Okay, so they did a lot of stuff together like going out in the evenings or staying home and doing chores together. But a lot of roommates did that, Momo was sure.

Okay, so they knew what kind of food the other one liked and could order without even asking each other when they got takeout.

And again, okay, they helped each other out sometimes, like Kaidoh with the tie, or when Momo knew it was cold outside and reminded Kaidoh to take a jacket...

Oh crap. They were so married.

***

“Look,” Momo announced, the second Kaidoh came into the apartment. “You are so not my wife, okay?” He had, of course, been agonizing over this all day, although of course he didn’t tell that to Kaidoh.

Kaidoh blinked, looking as though Momo had just said the stupidest thing ever. Which, Momo reflected later, he just might have. “Well, of course not,” Kaidoh said derisively. He set his books in a neat stack on the table in front of the couch.

“Well...good,” said Momo, wondering what exactly he’d expected. Maybe for Kaidoh to throw a fit and declare that he was, indeed, Momo’s wife? Momo had to stop thinking about that in a hurry because it was a really unexpected turn-on. “Just so you know.”

“You’re more like the wife,” Kaidoh said.

Momo sat bolt upright on the couch. “What?

“You heard me,” said Kaidoh. “You cook more often.

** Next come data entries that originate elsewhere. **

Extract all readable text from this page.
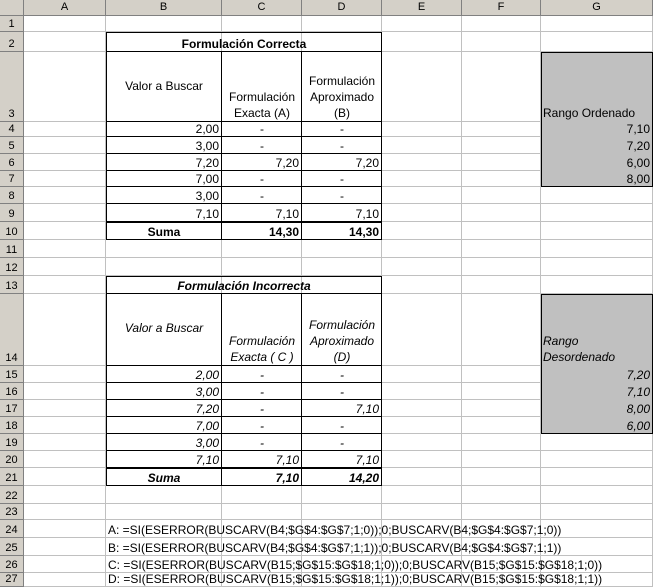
A	B	C	D	E	F	G
1
2
3
4
5
6
7
8
9
10
11
12
13
14
15
16
17
18
19
20
21
22
23
24
25
26
27
Formulación Correcta
Valor a Buscar
Formulación Exacta (A)
Formulación Aproximado (B)
2,00	-	-
3,00	-	-
7,20	7,20	7,20
7,00	-	-
3,00	-	-
7,10	7,10	7,10
Suma	14,30	14,30
Rango Ordenado
7,10
7,20
6,00
8,00
Formulación Incorrecta
Valor a Buscar
Formulación Exacta ( C )
Formulación Aproximado (D)
2,00	-	-
3,00	-	-
7,20	-	7,10
7,00	-	-
3,00	-	-
7,10	7,10	7,10
Suma	7,10	14,20
Rango Desordenado
7,20
7,10
8,00
6,00
A: =SI(ESERROR(BUSCARV(B4;$G$4:$G$7;1;0));0;BUSCARV(B4;$G$4:$G$7;1;0))
B: =SI(ESERROR(BUSCARV(B4;$G$4:$G$7;1;1));0;BUSCARV(B4;$G$4:$G$7;1;1))
C: =SI(ESERROR(BUSCARV(B15;$G$15:$G$18;1;0));0;BUSCARV(B15;$G$15:$G$18;1;0))
D: =SI(ESERROR(BUSCARV(B15;$G$15:$G$18;1;1));0;BUSCARV(B15;$G$15:$G$18;1;1))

You’re the wife.”

“Well, you’re the one who’s always cleaning!” Momo said. “God, I get back here and the whole damn apartment is spotless!”

“If you did the cleaning, it would never get done!” Kaidoh fired back at him.

Momo ended up sleeping on the couch that night, not because Kaidoh kicked him out but because Momo was sulking and half hoping that Kaidoh would yell at him to get into bed. He never did, though. Momo ended up being late to class, too, because Kaidoh didn’t wake him up.

***

“Look, I’m sorry about the whole wife thing,” Momo said, trotting to catch up to Kaidoh in the hallway. Their next classes were right next door to each other.

Kaidoh ignored him.

“It’s not your fault that you love to clean.”

Kaidoh kept on ignoring him, but he scowled a little.

“Like it’s not my fault that I like to cook more than you do,” Momo kept on.

“All right, fine,” Kaidoh muttered, finally looking at Momo. “I forgive you. Will you go away now?”

“Yeah,” Momo said, then paused. “You really forgive me?”

“Yes.”

“Okay.”

***

That night Kaidoh cooked dinner for them, and it turned out okay. Momo made a halfhearted attempt to dust some shelves, which was all right until he almost sent three picture frames crashing to the floor. Then he gave up and just straightened everything in the living room.

“You do a horrible job of cleaning,” Kaidoh grumbled at the table.

“Your cooking is practically inedible,” Momo retorted, then they both shut up and that was the end of it.

Except that Momo still thought that Kaidoh was more like the wife.